I can empathize. In an ideal world, exclusives should be exclusive, not something made available to everyone mere months after launch. But the thing is, we don’t live in an ideal world where all MMOs are successful like World of Warcraft, a game that for all intents and purposes have still kept their exclusives exclusive. It’s a sad truth that most MMOs will never see millions of subscribers and none will last forever. With so many games flooding the market right now, it’s becoming necessary to expect pitfalls within a game’s life cycle and the ensuing money-sinks.

To stay sane, I have to believe in general that companies aren’t out to deliberately screw over their customers. I do actually believe they want to honor their promises and have their exclusives remain just that…but they’re also in the business to make money. And sadly, sometimes it’s not pure greed but just the need to stay afloat. I don’t know for sure if STO is in this rocky boat, but obviously, most companies will have the foresight to work in a paragraph or two in their Terms of Service, usually along the lines of “We reserve the right to change or limit order quantity, price and availability of any product or service without notice” or something to that effect.
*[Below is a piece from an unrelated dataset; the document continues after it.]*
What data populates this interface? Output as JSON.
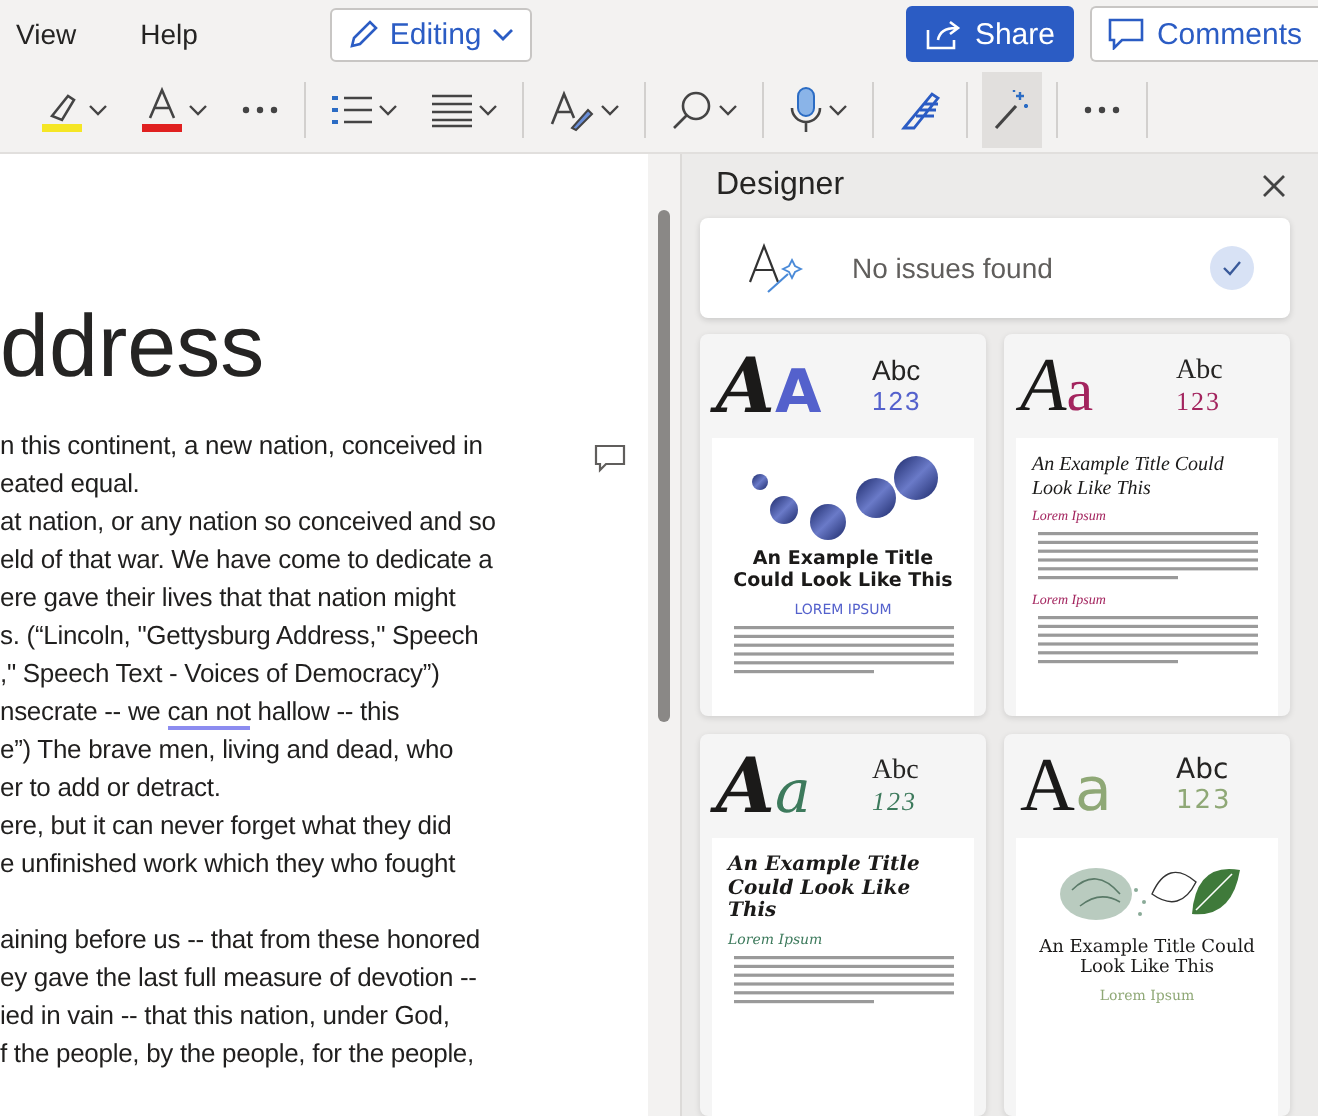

In the end, it’s because of this that we as consumers can rage and complain all we want, but there’s not much else we can do about it, infuriating as it is. I wouldn’t say the corporation gets to walk away unscathed either though. Make your customers upset and fall back on legal-speak one too many times, and people will start to lose confidence in your products and services, which is a very damaging thing to a company in the long run.

I’ve learned something from this. Admittedly, I’m easily dazzled by the promises of exclusives and special bonuses myself…*recalls my Age of Conan puma pet obsession*. I’d have it all if I could. Needless to say, I was pretty miffed that the only STO pre-order bonus available to me in Canada was the Constitution Class Cruser offered by Gamestop/EB Games, but in hindsight, maybe this was a good thing because it did spare me the decision and save me money. Now that these pre-order items can be bought piecemeal in the C-Store, a Liberated Borg officer or a Mirror Universe costume can be mine if I want them, just four and a half months after I bought the game.

Yeah, maybe Cryptic made these “exclusives” available way too soon (I did notice still no playable Borg though…smart move), but despite the grumblings, a lot of players were able to benefit from this. This is a good thing for people who missed out on the opportunity to get these items, and for the folks like me who weren’t even offered the choice.

Still, this whole situation just serves to remind me the importance of making a purchase decision based on the game itself, and not the bonus items. In a world of ToS agreements and markets where MMOs rise and fall, going forward I’ll certainly be more grounded and guarded when faced with the offer of exclusives. I’ve noticed that it has become a lot easier to get swept up in the advertising hype these days, now that more and more retailers are offering special pre-order, collector’s edition, or time-limited items and this trend doesn’t seem like it’s going to die down anytime soon.